The weather was again very hot, but in the evening a big thunderstorm, while we were cooking dinner, forced a retreat to a kitchen/dining shelter provided in the campsite. The following day we decided should be a ‘rest’ day, and went for a walk up a steep track through the woods to look at a World War 1 fort and gun emplacement. We also did a bit of caving, exploring the man-made caves beneath the fort where the guns were installed later in the war for protection. A thunderstorm on the way down meant that we got wetter than if we had gone on the river. Back at the campsite, we got talking to a German lad, on his own in a caravan, who invited us join him later on for a barbeque. He was equipped with wind surfer, bikes and a kayak which he told us he had only been paddling for 3 weeks. He admitted to falling in quite a lot and rescued himself. Full of bonhommie after food, wine and conversation, we rather foolishly invited him to join us on the river the next day.

Ann, Pete and Terry on the slalom section

We went back to the Soča to repeat the section between Srpenica and Trnovo, with the possibility of carrying on down the slalom course (grade IV). Andy, our young German friend, was quite right when he said he fell over a lot, but he was quite good at getting himself and his kit out of the water, apart from the time when he and his boat were splatted against a large rock and went in different directions. To be fair, he was not the only one who swam and/or rolled that day, but we were quite relieved when he said he would not go on after Trnovo. We carried on down the slalom course, before walking back up to Trnovo with the boats to where we had left the van.

On the Saturday we got ready early and did a quick run down the Koritnica again, before packing our gear and heading towards home.

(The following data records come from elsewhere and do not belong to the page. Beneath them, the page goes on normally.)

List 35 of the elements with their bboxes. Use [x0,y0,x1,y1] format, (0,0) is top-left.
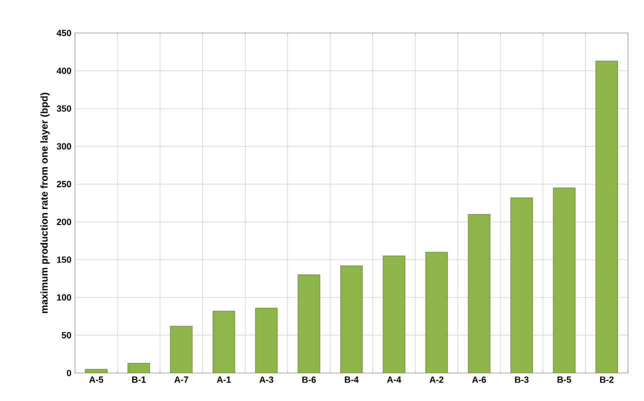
bar [596,60,618,373]
x-tick-label: B-1 [132,376,146,383]
y-tick-label: 0 [66,370,72,376]
x-tick-label: A-3 [259,376,274,383]
bar [382,256,406,373]
y-tick-label: 400 [56,68,72,74]
bar [340,266,363,373]
y-tick-label: 450 [56,30,72,36]
y-tick-label: 100 [57,294,72,301]
y-tick-label: 300 [56,143,72,150]
y-axis-title: maximum production rate from one layer (bpd) [40,92,50,314]
x-tick-label: A-2 [430,376,444,383]
x-tick-label: A-5 [89,376,104,383]
y-tick-label: 150 [57,256,72,263]
bar [468,214,490,373]
x-tick-label: A-4 [387,376,402,383]
y-tick-label: 200 [56,218,72,226]
x-tick-label: B-5 [558,376,572,383]
y-tick-label: 250 [56,180,72,188]
y-tick-label: 350 [56,105,72,112]
x-tick-label: A-7 [174,376,188,383]
x-tick-label: B-6 [302,376,316,383]
bar [212,310,236,373]
bar [510,198,533,373]
bar [553,188,576,373]
x-tick-label: B-3 [515,376,529,383]
x-tick-label: B-2 [600,376,614,383]
x-tick-label: A-6 [472,376,486,383]
y-tick-label: 50 [62,332,72,338]
bar [425,252,448,373]
bar [298,274,320,373]
x-tick-label: A-1 [216,376,231,383]
x-tick-label: B-4 [344,376,359,383]
bar [255,308,278,373]
bar [170,326,193,373]
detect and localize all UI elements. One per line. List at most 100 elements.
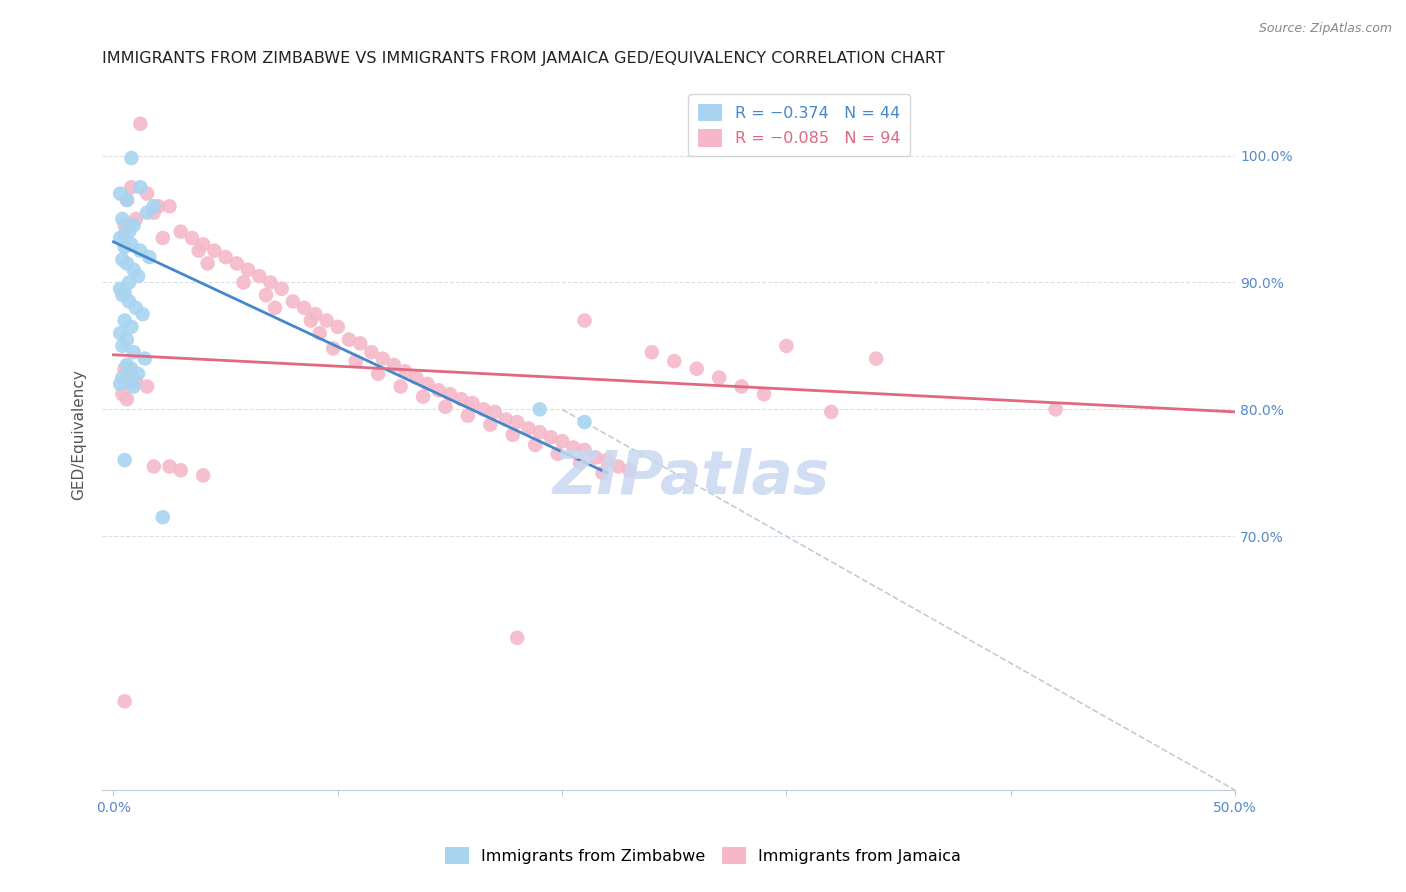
- Point: [115, 333, 138, 347]
- Point: [389, 379, 412, 393]
- Point: [118, 225, 141, 239]
- Point: [114, 313, 136, 327]
- Text: IMMIGRANTS FROM ZIMBABWE VS IMMIGRANTS FROM JAMAICA GED/EQUIVALENCY CORRELATION : IMMIGRANTS FROM ZIMBABWE VS IMMIGRANTS F…: [103, 51, 945, 66]
- Point: [517, 421, 540, 435]
- Point: [114, 694, 136, 708]
- Point: [502, 427, 524, 442]
- Point: [170, 225, 193, 239]
- Point: [148, 199, 170, 213]
- Point: [152, 231, 174, 245]
- Point: [479, 417, 502, 432]
- Point: [752, 387, 775, 401]
- Point: [152, 510, 174, 524]
- Text: Source: ZipAtlas.com: Source: ZipAtlas.com: [1258, 22, 1392, 36]
- Point: [405, 370, 427, 384]
- Point: [427, 384, 450, 398]
- Point: [115, 256, 138, 270]
- Point: [202, 244, 225, 258]
- Point: [707, 370, 730, 384]
- Point: [641, 345, 664, 359]
- Point: [136, 205, 159, 219]
- Point: [495, 412, 517, 426]
- Point: [114, 227, 136, 242]
- Point: [461, 396, 484, 410]
- Point: [592, 466, 614, 480]
- Point: [142, 459, 165, 474]
- Point: [129, 180, 152, 194]
- Point: [170, 463, 193, 477]
- Point: [120, 367, 142, 381]
- Point: [529, 402, 551, 417]
- Legend: R = −0.374   N = 44, R = −0.085   N = 94: R = −0.374 N = 44, R = −0.085 N = 94: [689, 95, 910, 156]
- Text: ZIPatlas: ZIPatlas: [553, 448, 830, 507]
- Point: [326, 319, 349, 334]
- Point: [686, 361, 709, 376]
- Point: [181, 231, 204, 245]
- Point: [118, 294, 141, 309]
- Point: [484, 405, 506, 419]
- Point: [118, 375, 141, 389]
- Point: [254, 288, 277, 302]
- Point: [191, 468, 214, 483]
- Point: [197, 256, 219, 270]
- Point: [394, 364, 416, 378]
- Point: [159, 199, 181, 213]
- Point: [122, 219, 145, 233]
- Point: [114, 285, 136, 300]
- Point: [114, 453, 136, 467]
- Point: [111, 387, 134, 401]
- Point: [619, 463, 641, 477]
- Point: [191, 237, 214, 252]
- Point: [125, 375, 148, 389]
- Point: [127, 367, 149, 381]
- Point: [142, 205, 165, 219]
- Point: [138, 250, 160, 264]
- Point: [349, 336, 371, 351]
- Point: [120, 151, 142, 165]
- Point: [120, 180, 142, 194]
- Point: [247, 269, 270, 284]
- Point: [434, 400, 457, 414]
- Point: [108, 231, 131, 245]
- Point: [304, 307, 326, 321]
- Point: [129, 244, 152, 258]
- Point: [136, 186, 159, 201]
- Point: [114, 240, 136, 254]
- Point: [270, 282, 292, 296]
- Point: [344, 354, 367, 368]
- Point: [111, 339, 134, 353]
- Point: [299, 313, 322, 327]
- Point: [125, 301, 148, 315]
- Point: [127, 269, 149, 284]
- Point: [562, 441, 585, 455]
- Point: [607, 459, 630, 474]
- Point: [585, 450, 607, 465]
- Point: [367, 367, 389, 381]
- Point: [574, 313, 596, 327]
- Point: [131, 307, 153, 321]
- Point: [439, 387, 461, 401]
- Point: [412, 390, 434, 404]
- Point: [232, 276, 254, 290]
- Point: [136, 379, 159, 393]
- Point: [108, 186, 131, 201]
- Point: [142, 199, 165, 213]
- Point: [472, 402, 495, 417]
- Point: [115, 193, 138, 207]
- Point: [820, 405, 842, 419]
- Point: [120, 361, 142, 376]
- Point: [159, 459, 181, 474]
- Point: [506, 631, 529, 645]
- Point: [225, 256, 247, 270]
- Point: [506, 415, 529, 429]
- Point: [371, 351, 394, 366]
- Point: [259, 276, 281, 290]
- Legend: Immigrants from Zimbabwe, Immigrants from Jamaica: Immigrants from Zimbabwe, Immigrants fro…: [439, 840, 967, 871]
- Point: [281, 294, 304, 309]
- Point: [118, 276, 141, 290]
- Point: [122, 262, 145, 277]
- Point: [115, 358, 138, 372]
- Point: [264, 301, 287, 315]
- Point: [115, 193, 138, 207]
- Point: [322, 342, 344, 356]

Pete Ball on the Koritnica, last day. Photo: Ann Jones

After an overnight stop near Salzburg, we headed for Augsburg, as Terry wanted to revisit scenes of his misspent youth with a paddle down the Eiskanal, an artificial white water course built for the Munich Olympics. Terry, Pete, Clive and Glenn went for a final and rather energetic fling on the course which carries a more powerful flow than the course at the Tees Barrage. Ann had an equally energetic time running along the banks carrying the cameras. We completed the homeward journey, a tired but well satisfied group.

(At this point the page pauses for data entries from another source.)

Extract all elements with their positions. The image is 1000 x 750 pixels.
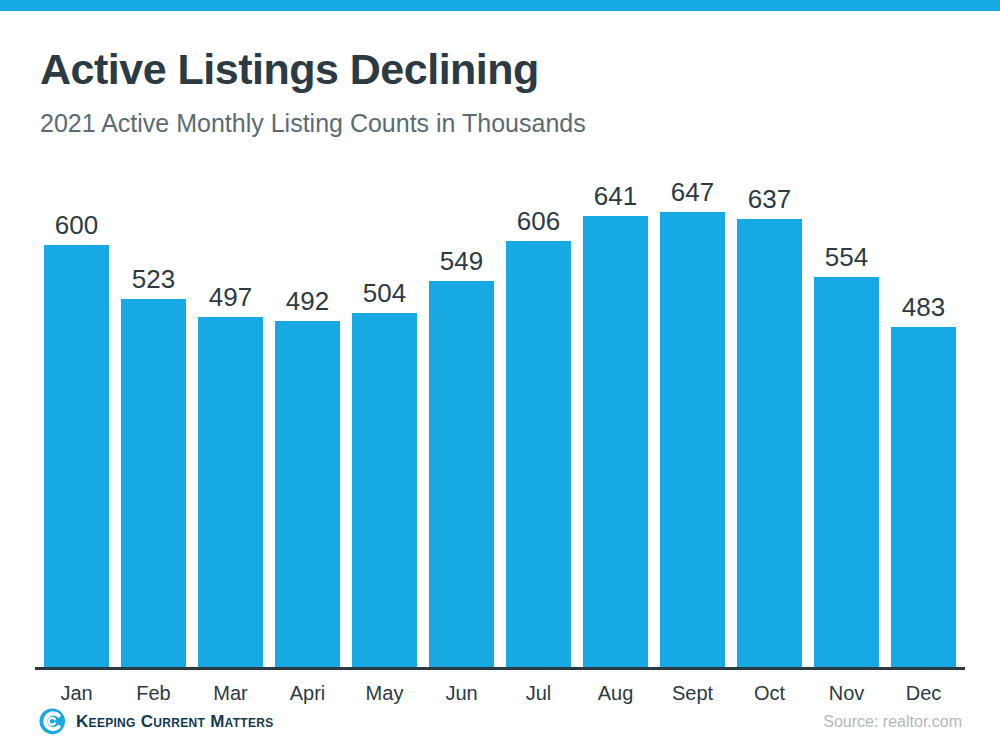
bar-group-jan: 600 <box>38 170 115 667</box>
bar-group-jul: 606 <box>500 170 577 667</box>
bar-plot-area: 600 523 497 492 504 549 606 641 647 637 554 483 <box>38 170 962 667</box>
bar-group-dec: 483 <box>885 170 962 667</box>
bar-value-label: 483 <box>902 294 945 320</box>
bar-sept <box>660 212 725 667</box>
chart-footer: Keeping Current Matters Source: realtor.… <box>38 702 962 742</box>
bar-jul <box>506 241 571 667</box>
bar-value-label: 504 <box>363 280 406 306</box>
bar-group-feb: 523 <box>115 170 192 667</box>
bar-oct <box>737 219 802 667</box>
bar-group-may: 504 <box>346 170 423 667</box>
bar-value-label: 497 <box>209 284 252 310</box>
bar-group-aug: 641 <box>577 170 654 667</box>
bar-value-label: 606 <box>517 208 560 234</box>
bar-value-label: 647 <box>671 179 714 205</box>
bar-feb <box>121 299 186 667</box>
bar-value-label: 554 <box>825 244 868 270</box>
bar-value-label: 600 <box>55 212 98 238</box>
brand-top-stripe <box>0 0 1000 11</box>
chart-header: Active Listings Declining 2021 Active Mo… <box>40 46 960 138</box>
bar-value-label: 549 <box>440 248 483 274</box>
bar-aug <box>583 216 648 667</box>
bar-value-label: 641 <box>594 183 637 209</box>
bar-value-label: 523 <box>132 266 175 292</box>
kcm-logo: Keeping Current Matters <box>38 707 274 737</box>
bar-dec <box>891 327 956 667</box>
bar-value-label: 492 <box>286 288 329 314</box>
bar-group-apri: 492 <box>269 170 346 667</box>
x-axis-line <box>35 667 965 670</box>
page-subtitle: 2021 Active Monthly Listing Counts in Th… <box>40 109 960 138</box>
bar-jun <box>429 281 494 667</box>
infographic-page: Active Listings Declining 2021 Active Mo… <box>0 0 1000 750</box>
kcm-swirl-icon <box>38 707 68 737</box>
bar-chart: 600523497492504549606641647637554483 Jan… <box>38 170 962 705</box>
bar-group-mar: 497 <box>192 170 269 667</box>
bar-value-label: 637 <box>748 186 791 212</box>
bar-may <box>352 313 417 667</box>
page-title: Active Listings Declining <box>40 46 960 93</box>
bar-nov <box>814 277 879 667</box>
kcm-logo-text: Keeping Current Matters <box>76 712 274 732</box>
bar-group-oct: 637 <box>731 170 808 667</box>
bar-jan <box>44 245 109 667</box>
source-attribution: Source: realtor.com <box>823 713 962 731</box>
bar-mar <box>198 317 263 667</box>
bar-group-jun: 549 <box>423 170 500 667</box>
bar-group-nov: 554 <box>808 170 885 667</box>
bar-apri <box>275 321 340 667</box>
bar-group-sept: 647 <box>654 170 731 667</box>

Terry going for gold - or survival, at least...

We found sufficient paddling to keep us going for 6 days on the Soča and Koritnica, and were happy to paddle some sections more than once. The Soča is in the Triglavski National Park. It is a very pretty area with a lot of marked walking trails and some fairly energetic mountain biking. People were very friendly, and we found that many local people spoke English and/or German. It is well worth a visit.